Menurutnya, kemajuan digital membawa peluang besar bagi pertumbuhan ekonomi nasional, namun juga menghadirkan ancaman serius seperti penipuan digital (scam) dan kejahatan keuangan daring.

Karena itu, pencegahan harus dilakukan melalui literasi dan edukasi keuangan yang masif.

“Kalau bicara pelindungan konsumen, itu biasanya terjadi di ujung — setelah scam atau fraud terjadi. Tapi bagaimana mencegahnya? Ya, dengan literasi dan edukasi sejak awal,” tegasnya.

Sebagai langkah konkret, OJK memperkuat koordinasi lintas lembaga melalui Satgas Pemberantasan Aktivitas Keuangan Ilegal (Satgas PASTI) dan Indonesia Anti-Scam Centre (IASC).

Hingga Oktober 2025, OJK telah menghentikan lebih dari 1.800 entitas keuangan ilegal, termasuk 1.500 pinjaman online dan 280 investasi ilegal, serta memblokir 510 ribu rekening dengan total nilai kerugian publik mencapai Rp7,3 triliun.

Friderica menambahkan, pelindungan konsumen tidak dapat dilakukan oleh OJK semata. Ia mendorong sinergi dan kolaborasi antara lembaga otoritas, industri, dan masyarakat.

“Kita semua harus bersatu memerangi scam dan fraud ini.
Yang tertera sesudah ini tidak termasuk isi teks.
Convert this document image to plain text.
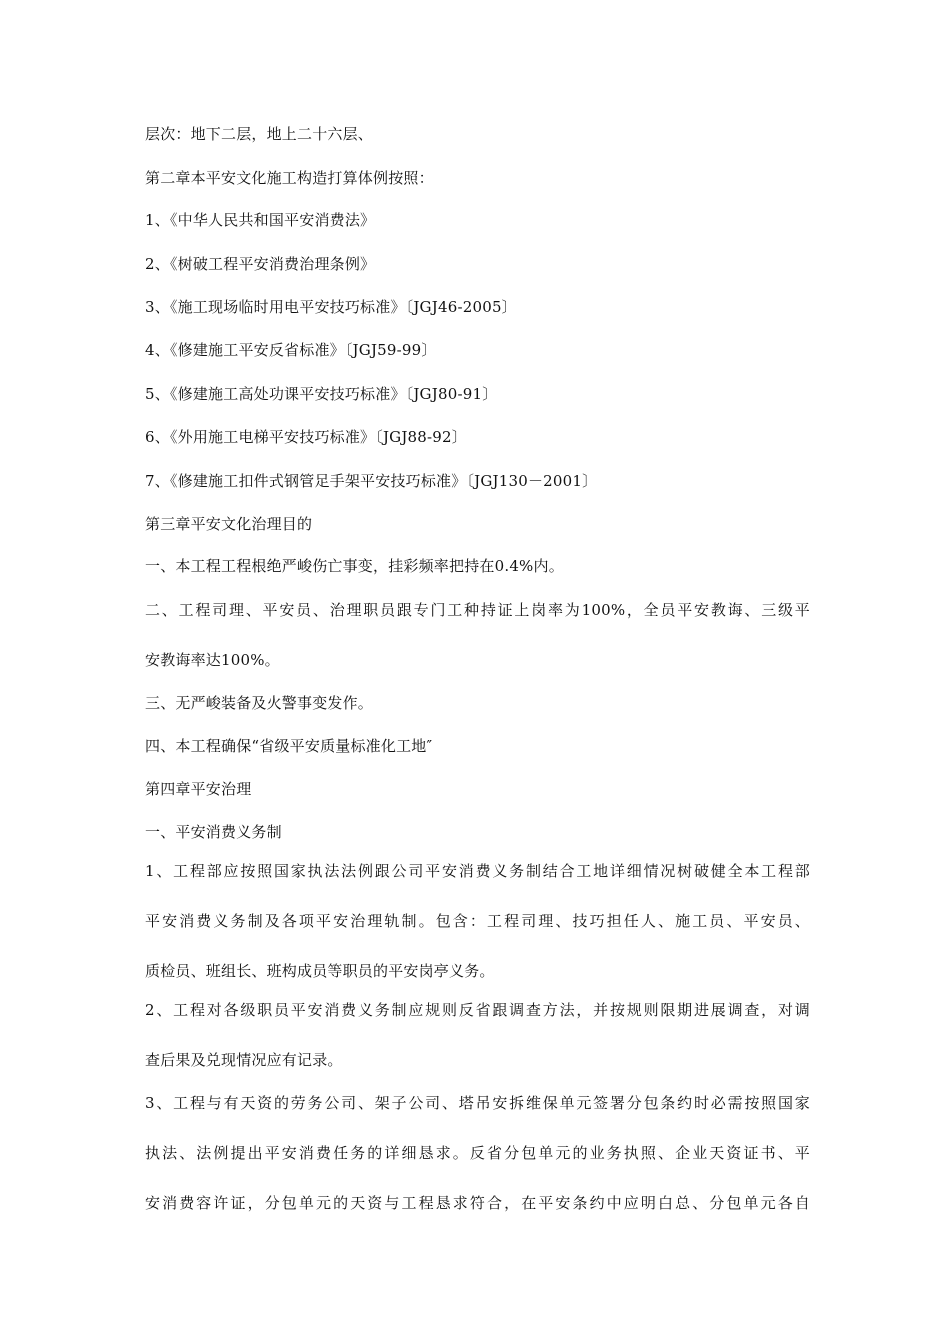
层次：地下二层，地上二十六层、
第二章本平安文化施工构造打算体例按照：
1、《中华人民共和国平安消费法》
2、《树破工程平安消费治理条例》
3、《施工现场临时用电平安技巧标准》〔JGJ46-2005〕
4、《修建施工平安反省标准》〔JGJ59-99〕
5、《修建施工高处功课平安技巧标准》〔JGJ80-91〕
6、《外用施工电梯平安技巧标准》〔JGJ88-92〕
7、《修建施工扣件式钢管足手架平安技巧标准》〔JGJ130－2001〕
第三章平安文化治理目的
一、本工程工程根绝严峻伤亡事变，挂彩频率把持在0.4%内。
二、工程司理、平安员、治理职员跟专门工种持证上岗率为100%，全员平安教诲、三级平
安教诲率达100%。
三、无严峻装备及火警事变发作。
四、本工程确保“省级平安质量标准化工地″
第四章平安治理
一、平安消费义务制
1、工程部应按照国家执法法例跟公司平安消费义务制结合工地详细情况树破健全本工程部
平安消费义务制及各项平安治理轨制。包含：工程司理、技巧担任人、施工员、平安员、
质检员、班组长、班构成员等职员的平安岗亭义务。
2、工程对各级职员平安消费义务制应规则反省跟调查方法，并按规则限期进展调查，对调
查后果及兑现情况应有记录。
3、工程与有天资的劳务公司、架子公司、塔吊安拆维保单元签署分包条约时必需按照国家
执法、法例提出平安消费任务的详细恳求。反省分包单元的业务执照、企业天资证书、平
安消费容许证，分包单元的天资与工程恳求符合，在平安条约中应明白总、分包单元各自
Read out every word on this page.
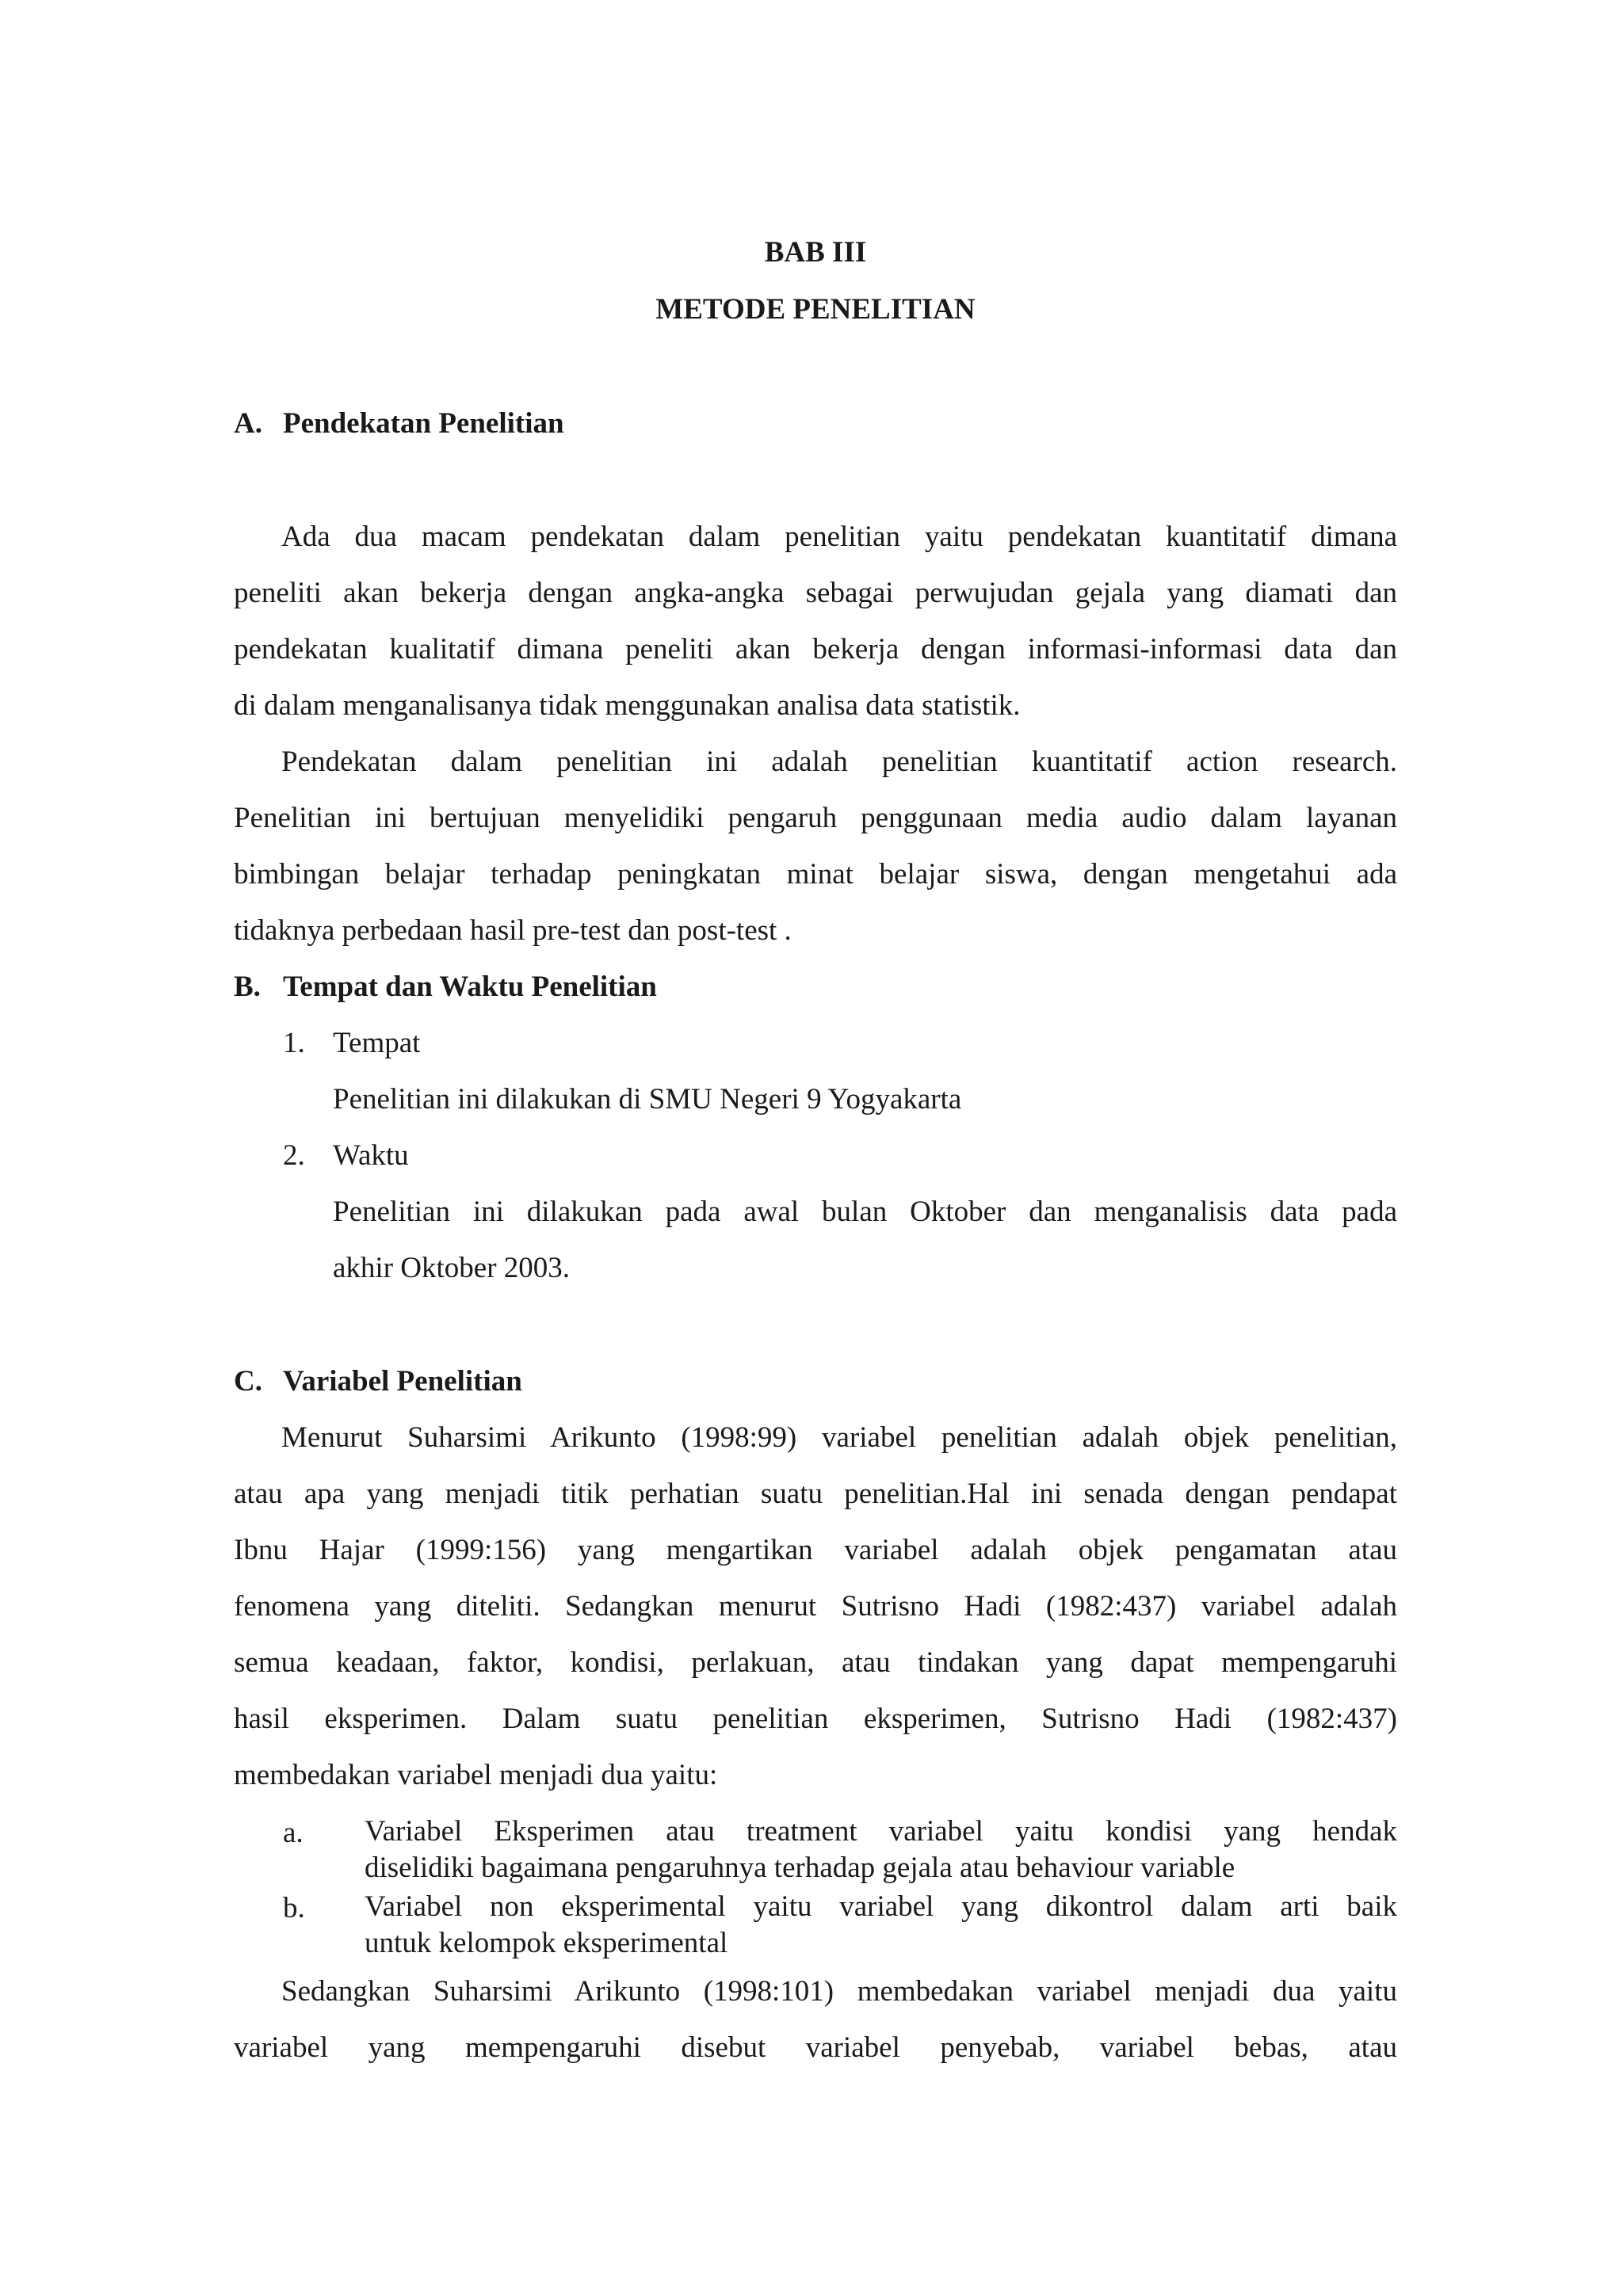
BAB III
METODE PENELITIAN
A. Pendekatan Penelitian
Ada dua macam pendekatan dalam penelitian yaitu pendekatan kuantitatif dimana
peneliti akan bekerja dengan angka-angka sebagai perwujudan gejala yang diamati dan
pendekatan kualitatif dimana peneliti akan bekerja dengan informasi-informasi data dan
di dalam menganalisanya tidak menggunakan analisa data statistik.
Pendekatan dalam penelitian ini adalah penelitian kuantitatif action research.
Penelitian ini bertujuan menyelidiki pengaruh penggunaan media audio dalam layanan
bimbingan belajar terhadap peningkatan minat belajar siswa, dengan mengetahui ada
tidaknya perbedaan hasil pre-test dan post-test .
B. Tempat dan Waktu Penelitian
1. Tempat
Penelitian ini dilakukan di SMU Negeri 9 Yogyakarta
2. Waktu
Penelitian ini dilakukan pada awal bulan Oktober dan menganalisis data pada
akhir Oktober 2003.
C. Variabel Penelitian
Menurut Suharsimi Arikunto (1998:99) variabel penelitian adalah objek penelitian,
atau apa yang menjadi titik perhatian suatu penelitian.Hal ini senada dengan pendapat
Ibnu Hajar (1999:156) yang mengartikan variabel adalah objek pengamatan atau
fenomena yang diteliti. Sedangkan menurut Sutrisno Hadi (1982:437) variabel adalah
semua keadaan, faktor, kondisi, perlakuan, atau tindakan yang dapat mempengaruhi
hasil eksperimen. Dalam suatu penelitian eksperimen, Sutrisno Hadi (1982:437)
membedakan variabel menjadi dua yaitu:
a. Variabel Eksperimen atau treatment variabel yaitu kondisi yang hendak
diselidiki bagaimana pengaruhnya terhadap gejala atau behaviour variable
b. Variabel non eksperimental yaitu variabel yang dikontrol dalam arti baik
untuk kelompok eksperimental
Sedangkan Suharsimi Arikunto (1998:101) membedakan variabel menjadi dua yaitu
variabel yang mempengaruhi disebut variabel penyebab, variabel bebas, atau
Sinergi dan kolaborasi antarlembaga adalah kunci keberhasilan,” ujarnya.

Dalam kesempatan yang sama, Deputi Gubernur Bank Indonesia Ricky P. Gozali menyoroti pentingnya membangun kepercayaan publik terhadap ekosistem keuangan digital.

“Perlindungan konsumen bukan hanya soal memenuhi regulasi, tetapi membangun kepercayaan sebagai fondasi ekosistem keuangan digital Indonesia,” ujarnya.

Ia menekankan agar percepatan digitalisasi disertai perilaku bertanggung jawab, agar masyarakat tidak hanya menikmati kemudahan digital, tetapi juga terlindungi dari penyalahgunaan data.

Inovasi Aset Kripto dan Tantangan Keamanan

Kepala Eksekutif Pengawas Inovasi Teknologi Sektor Keuangan, Aset Keuangan Digital, dan Aset Kripto OJK, Hasan Fawzi juga menyoroti pentingnya keseimbangan antara inovasi dan tata kelola dalam mengembangkan industri aset digital.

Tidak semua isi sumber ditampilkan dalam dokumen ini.